Удача сама шла в руки следователей — надо было лишь закрыть глаза на правду и закон, двигаться вперед властно и жестоко, калеча арестованных физически и морально — пытками, унижениями, матом, угрозами расправы с детьми, с близкими, лишением сна, плевками в лицо, карцером. Нам нет нужды ссылаться на жалобы подследственных на пытки и истязания; сами следователи — когда и для них наступил час расплаты за содеянное, а эта пора для иных наступила еще при жизни Сталина, отвернувшегося от Абакумова, — многое рассказали о себе и еще охотнее друг о друге.

«Преступников», собранных по полнейшему произволу, по ничтожному факту: кто-то присутствовал на каком-то обеде, посетил в интуристовской гостинице журналиста или общественного деятеля из США, страны — союзницы в годы войны; написал для зарубежной печати очерк о киевском враче профессоре Губергрице или авиаконструкторе Лавочкине, ответил на письмо из редакции «Эйникайт» или, не приведи Господь, сам обратился в газету с предложением о сотрудничестве, — таких «преступников» набралось несколько сот. Их оказалось так много, что иные из них группами были выделены по ходу следствия в отдельные слушания еще до лета 1952 года, когда решалась судьба членов президиума ЕАК, и были приговорены к разным срокам, а иные, как, например, журналисты Мириам Железнова (Айзенберг) и Персов, ничем не согрешившие против наших законов и нравственности, к расстрелу. Их убивали молчком, без газетной шумихи и ликующих кликов «народа», и молчком увозили в лагеря. И о суде над «главными преступниками», о приговоре суда не скоро узнали даже близкие: преступный процесс прошел втайне, скрытно, сталинский идеологический аппарат на этот раз отступил от давнего обыкновения извлекать пропагандистскую пользу из пролитой крови.

К этой особенности дела ЕАК я еще вернусь, она не случайна.

Следствию по делу ЕАК удалось довольно быстро составить фальшивые признательные протоколы, обвинив арестованных в «буржуазном национализме», в попытке создания «антисоветского националистического подполья», в измене Родине и даже в шпионаже по заданию американских спецслужб.

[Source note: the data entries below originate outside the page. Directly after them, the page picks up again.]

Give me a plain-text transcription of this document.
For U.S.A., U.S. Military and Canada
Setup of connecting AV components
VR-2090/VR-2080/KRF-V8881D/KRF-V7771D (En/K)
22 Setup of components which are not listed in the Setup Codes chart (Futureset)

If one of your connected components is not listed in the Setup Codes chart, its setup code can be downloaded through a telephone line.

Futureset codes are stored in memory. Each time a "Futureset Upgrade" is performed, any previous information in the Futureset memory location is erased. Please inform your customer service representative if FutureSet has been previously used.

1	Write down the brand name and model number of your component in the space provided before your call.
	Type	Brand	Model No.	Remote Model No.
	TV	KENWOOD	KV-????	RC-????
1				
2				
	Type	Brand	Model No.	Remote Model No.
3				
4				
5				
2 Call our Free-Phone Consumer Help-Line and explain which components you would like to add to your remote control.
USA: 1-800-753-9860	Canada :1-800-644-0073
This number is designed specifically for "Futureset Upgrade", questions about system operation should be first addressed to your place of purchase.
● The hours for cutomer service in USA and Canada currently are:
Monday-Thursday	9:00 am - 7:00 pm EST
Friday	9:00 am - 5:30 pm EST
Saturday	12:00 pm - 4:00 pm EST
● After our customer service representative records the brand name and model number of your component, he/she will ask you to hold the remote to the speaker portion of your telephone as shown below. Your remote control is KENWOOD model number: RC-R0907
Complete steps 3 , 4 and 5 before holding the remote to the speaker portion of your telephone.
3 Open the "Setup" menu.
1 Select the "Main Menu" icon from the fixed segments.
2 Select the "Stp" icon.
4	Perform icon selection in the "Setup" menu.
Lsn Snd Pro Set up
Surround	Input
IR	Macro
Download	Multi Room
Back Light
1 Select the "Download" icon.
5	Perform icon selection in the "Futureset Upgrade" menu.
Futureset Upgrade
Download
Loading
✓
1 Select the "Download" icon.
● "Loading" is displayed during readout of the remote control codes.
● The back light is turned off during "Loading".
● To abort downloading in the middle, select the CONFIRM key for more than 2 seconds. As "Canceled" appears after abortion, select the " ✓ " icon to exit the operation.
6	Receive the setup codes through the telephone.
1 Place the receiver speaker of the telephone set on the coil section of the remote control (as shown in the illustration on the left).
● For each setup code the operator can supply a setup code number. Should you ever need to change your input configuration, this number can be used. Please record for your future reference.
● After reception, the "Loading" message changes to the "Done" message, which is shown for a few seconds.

Недоставало одного: «заказанного» Сталиным террора или хотя бы подготовки к таковому, а именно посягательства на жизнь соратников Сталина, но прежде всего на самого вождя. Любые обвинения в терроре автоматически находили отклик в подозрительном Сталине. И все же главные, вожделенные обвинения долго не давались Абакумову. Они, можно сказать, дышали в затылок, грозя вот-вот выйти наружу, объявиться: ведь все эти Вовси и Этингеры, профессора, медики, пробившиеся слишком высоко, все эти мастера черной магии, «ненавидя» страну — в чем Абакумов не сомневался, — должны были ненавидеть и ее славных руководителей.

Без параграфа о терроре, о готовности к террору обвинение представлялось незавершенным, каким-то сиротским. Оно не могло вызвать полного удовлетворения Сталина.

В середине декабря 1947 года Абакумову выпала наконец удача, проступил след террора, и на сей раз террора против самого Сталина.